Scratch Your Own Itch
tags: blogRecently, someone sent me this page.
It made me think about how I have improved in music over the years. I am by no means someone who makes professional quality music, but comparing my current work to how I started shows a huge leap in progress. One of the biggest breakthroughs was probably the same concept listed here: tailoring your work to your own needs and taste.
I actually started adding less instruments, less playing at once, simpler melodies and harmonies. As I did this, each of these qualities ended up mattering more, and it was easier to put more effort into making them sound good to my taste. One of the biggest impacts this had was on mixing and mastering. I think a lot of the internet now tries to market expensive plugins to you, and as such it makes hobbyists think their mixing and mastering is the issue, that everything can be fixed in post and that not doing this step perfectly is what makes or breaks a track.

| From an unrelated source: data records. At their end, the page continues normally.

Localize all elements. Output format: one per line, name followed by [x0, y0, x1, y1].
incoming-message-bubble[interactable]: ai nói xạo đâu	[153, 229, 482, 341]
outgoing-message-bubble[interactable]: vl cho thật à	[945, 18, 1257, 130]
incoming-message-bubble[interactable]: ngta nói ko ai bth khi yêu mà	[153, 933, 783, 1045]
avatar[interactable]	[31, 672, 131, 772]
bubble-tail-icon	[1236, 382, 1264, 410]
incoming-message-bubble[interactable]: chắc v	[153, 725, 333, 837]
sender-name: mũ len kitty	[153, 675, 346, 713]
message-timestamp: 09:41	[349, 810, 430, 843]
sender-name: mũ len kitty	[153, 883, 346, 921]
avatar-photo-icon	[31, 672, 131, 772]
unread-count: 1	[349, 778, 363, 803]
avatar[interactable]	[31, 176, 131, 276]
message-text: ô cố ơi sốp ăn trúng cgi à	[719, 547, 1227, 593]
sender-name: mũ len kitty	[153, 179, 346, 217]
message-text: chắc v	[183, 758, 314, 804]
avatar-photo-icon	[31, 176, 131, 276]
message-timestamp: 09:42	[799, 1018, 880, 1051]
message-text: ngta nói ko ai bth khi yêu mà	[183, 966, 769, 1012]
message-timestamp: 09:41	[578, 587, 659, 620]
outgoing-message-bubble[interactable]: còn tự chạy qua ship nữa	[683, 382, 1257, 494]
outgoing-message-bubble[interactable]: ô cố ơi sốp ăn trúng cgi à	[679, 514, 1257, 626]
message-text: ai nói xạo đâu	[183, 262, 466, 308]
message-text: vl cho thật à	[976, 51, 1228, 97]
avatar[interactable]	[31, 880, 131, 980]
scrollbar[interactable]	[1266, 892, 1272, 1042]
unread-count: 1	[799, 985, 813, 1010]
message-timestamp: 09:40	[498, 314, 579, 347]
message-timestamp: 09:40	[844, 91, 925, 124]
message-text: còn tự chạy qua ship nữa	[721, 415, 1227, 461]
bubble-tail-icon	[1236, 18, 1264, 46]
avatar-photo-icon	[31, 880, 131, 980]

But now I only do things explicitly if I hear a need for them. I probably do way less than I should, only EQing a couple of the tracks, maybe compressing the drums, and putting glue compression and an event horizon limiter on the master track. Many tracks in my recent pieces don’t even have any processing put onto them. Is this the best approach? Probably not, it would probably be improved if I found the right way to process more of my sound.
However, this is exactly the nuance. I am changing what I can hear. As I learn to mix and master properly, it will be by ear, and will be infinitely more useful than just trying to compress the hell out of everything because someone on youtube (who got sponsored by the $600 compression plugin) told you to.